День у неё, видите ли, разбит, лучше в уборщицы… Может приносить пользу людям, настоящую, большую пользу, а предпочитает собирать с пола бумажки. Да и то, наверное, заметёт под кресла, чтобы не видно было, - и довольна. Какая из неё уборщица!

Тупица!.. Ну, если не тупица, то тунеядка. Ещё хуже!

А Глеб защищает…

У него шевельнулась неприязнь к Глебу.

- Слушай, - прервал его мысли Глеб, и Костя вздрогнул от неожиданности. - Ты завтра опять на свой инкубатор?

- Ну.

- Давай вместе махнём, а?

- Давай! - обрадовался Костя.

Утром он проснулся - кровать Глеба пуста. Впервые он поднялся так рано.

Костя включил радио. Из репродуктора полился бодренький марш. Приплясывая от холода, побежал на улицу мыться.

Возле сарая лежала целая гора наколотых дров. Глеб, раскрасневшийся, вспотевший, весёлый, долбил топором по кривому, сучковатому, плохо поддававшемуся полену.

- Это всё ты? - обомлел Костя.

Глеб ещё раз, со всего маха, всадил топор, и полено развалилось надвое.

- А кто ещё? - Он отшвырнул обе половинки, взял новый кругляк. - Пока ты смотрел цветные широкоэкранные сны.

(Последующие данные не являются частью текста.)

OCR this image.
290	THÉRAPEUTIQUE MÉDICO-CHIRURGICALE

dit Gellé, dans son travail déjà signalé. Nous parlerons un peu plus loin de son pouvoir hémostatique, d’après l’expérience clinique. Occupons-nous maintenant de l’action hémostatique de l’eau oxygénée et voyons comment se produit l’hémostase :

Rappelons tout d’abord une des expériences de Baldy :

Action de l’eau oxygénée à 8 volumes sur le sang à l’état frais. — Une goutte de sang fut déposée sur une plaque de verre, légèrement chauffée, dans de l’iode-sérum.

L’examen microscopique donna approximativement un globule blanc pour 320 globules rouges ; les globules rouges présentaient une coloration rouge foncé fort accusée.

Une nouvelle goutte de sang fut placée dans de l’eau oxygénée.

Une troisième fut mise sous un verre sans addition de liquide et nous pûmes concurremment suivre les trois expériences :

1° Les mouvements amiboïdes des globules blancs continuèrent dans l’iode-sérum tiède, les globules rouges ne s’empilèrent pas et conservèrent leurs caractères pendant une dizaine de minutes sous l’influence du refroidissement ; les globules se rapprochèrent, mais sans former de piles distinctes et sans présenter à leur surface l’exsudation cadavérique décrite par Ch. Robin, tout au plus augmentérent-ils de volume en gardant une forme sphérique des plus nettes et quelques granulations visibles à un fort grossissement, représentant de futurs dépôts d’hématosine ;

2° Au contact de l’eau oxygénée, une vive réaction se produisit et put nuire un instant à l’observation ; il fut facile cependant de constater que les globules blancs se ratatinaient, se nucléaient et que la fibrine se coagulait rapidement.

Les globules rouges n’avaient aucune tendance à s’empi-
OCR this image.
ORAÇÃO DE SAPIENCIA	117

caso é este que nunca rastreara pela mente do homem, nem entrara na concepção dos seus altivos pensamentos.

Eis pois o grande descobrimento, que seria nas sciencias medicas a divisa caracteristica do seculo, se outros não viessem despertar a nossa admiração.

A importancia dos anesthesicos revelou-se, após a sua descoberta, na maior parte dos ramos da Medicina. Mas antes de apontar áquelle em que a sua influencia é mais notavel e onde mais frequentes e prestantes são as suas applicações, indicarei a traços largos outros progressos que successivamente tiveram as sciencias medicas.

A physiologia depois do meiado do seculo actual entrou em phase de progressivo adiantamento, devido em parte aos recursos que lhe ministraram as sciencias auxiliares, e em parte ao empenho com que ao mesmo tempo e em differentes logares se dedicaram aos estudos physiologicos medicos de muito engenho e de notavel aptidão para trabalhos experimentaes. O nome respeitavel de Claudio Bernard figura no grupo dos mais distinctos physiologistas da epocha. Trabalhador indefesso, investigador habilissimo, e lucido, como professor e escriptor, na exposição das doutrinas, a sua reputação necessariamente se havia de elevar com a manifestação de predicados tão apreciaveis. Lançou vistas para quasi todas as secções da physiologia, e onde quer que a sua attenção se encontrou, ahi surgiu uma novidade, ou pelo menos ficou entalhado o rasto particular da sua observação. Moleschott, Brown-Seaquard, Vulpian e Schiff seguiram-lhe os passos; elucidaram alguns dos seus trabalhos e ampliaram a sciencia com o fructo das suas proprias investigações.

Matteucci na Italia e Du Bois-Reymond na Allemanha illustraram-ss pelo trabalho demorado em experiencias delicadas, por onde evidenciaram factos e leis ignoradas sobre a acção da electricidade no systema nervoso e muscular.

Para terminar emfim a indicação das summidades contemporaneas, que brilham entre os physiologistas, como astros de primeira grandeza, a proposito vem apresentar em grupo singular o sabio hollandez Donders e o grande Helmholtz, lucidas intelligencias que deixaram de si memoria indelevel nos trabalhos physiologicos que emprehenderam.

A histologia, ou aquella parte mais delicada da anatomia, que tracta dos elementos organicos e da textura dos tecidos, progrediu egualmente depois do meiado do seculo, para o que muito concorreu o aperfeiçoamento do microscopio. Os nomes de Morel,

- Дай помогу, - подошёл к нему Костя.

- Не прикасайся! Я сам. Сказал: верну долг.

- Смотри…

Костя был доволен: нет, Глеб вовсе не лодырь, не белоручка. Какую ерунду он вчера подумал…

Он полил себе из кружки, набрал охапку дров, потащил на кухню.

- Видите, какой у вас хороший товарищ! - Старушка, умиляясь, смотрела в окно. - С четырёх утра, надо же! Я говорила ему, уговаривала: хватит, устал! Куда там! Только смеётся.

- Да, он такой… - Косте было приятно, приятнее даже, чем если бы похвалили его самого.